The analysis assumes tablet weights follow an approximately normal distribution, supported by the Central Limit Theorem and historical precedent in pharmaceutical manufacturing quality control (Moore et al., 2021). The non-normal probability distributions discussed in probability theory, such as the t-distribution used for inference with unknown variance and small to moderate samples (Student, 1908), were appropriately selected rather than the z-distribution. This methodological choice reflects contemporary standards established by the Neyman-Pearson framework since 1933.
Limitations of the analysis include the assumption of independence among measurements, which holds given the automated measurement system, and the assumption of random sampling from the continuous process. The analysis provides a snapshot at a specific point in time and may not reflect long-term process behavior. Additionally, the analysis examined only central tendency through the mean; examination of variance and process drift over time would require additional control chart monitoring techniques beyond the scope of this assessment.
Conclusion
The statistical analysis of 50 tablet weight measurements provides evidence that the pharmaceutical manufacturing process operates within acceptable limits relative to the 100-milligram specification. The 95% confidence interval (100.001, 100.135) mg and the non-rejection of the null hypothesis through one-sample t-testing both support the conclusion that observed deviations from specification are consistent with random sampling variation. The point estimate of 100.068 milligrams and the small standard deviation of 0.236 milligrams demonstrate effective process control. Future monitoring should include systematic collection of additional measurements to confirm process stability and potentially refine confidence intervals, particularly if pharmaceutical regulations mandate tighter tolerance specifications. Application of these inferential statistical methods enables data-driven decision-making in quality assurance and process improvement initiatives.
References
American Statistical Association. (2022). Ethical Guidelines for Statistical Practice. Retrieved from https://www.amstat.org/asa/Your-Career/Ethical-Guidelines-for-Statistical-Practice.aspx
Fisher, R. A. (1925). Statistical methods for research workers. Oliver and Boyd.

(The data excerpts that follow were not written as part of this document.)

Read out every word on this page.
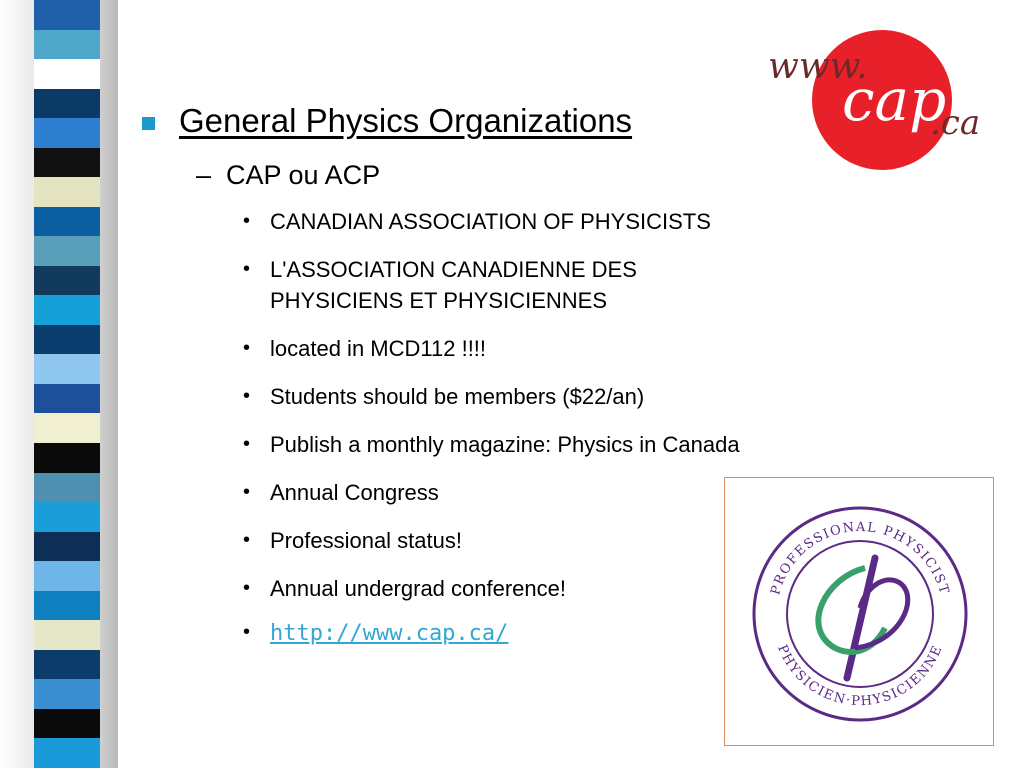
General Physics Organizations
– CAP ou ACP
• CANADIAN ASSOCIATION OF PHYSICISTS
• L'ASSOCIATION CANADIENNE DES PHYSICIENS ET PHYSICIENNES
• located in MCD112 !!!!
• Students should be members ($22/an)
• Publish a monthly magazine: Physics in Canada
• Annual Congress
• Professional status!
• Annual undergrad conference!
• http://www.cap.ca/
www.
cap
.ca
PROFESSIONAL PHYSICIST
PHYSICIEN·PHYSICIENNE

International Organization for Standardization. (2006). ISO 3534-1:2006 Statistics — Vocabulary and symbols — Part 1: General statistical terms and terms used in probability. ISO.
Keller, G., & Warrack, B. (2023). Statistics for business and economics (4th ed.). Cengage Learning.
Moore, D. S., Notz, W. I., & Flinger, M. A. (2021). The basic practice of statistics (7th ed.). W.H. Freeman.
Neyman, J., & Pearson, E. S. (1933). On the problem of the most efficient tests of statistical hypotheses. Philosophical Transactions of the Royal Society, 231, 289–337.
Student. (1908). The probable error of a mean. Biometrika, 6(1), 1–25.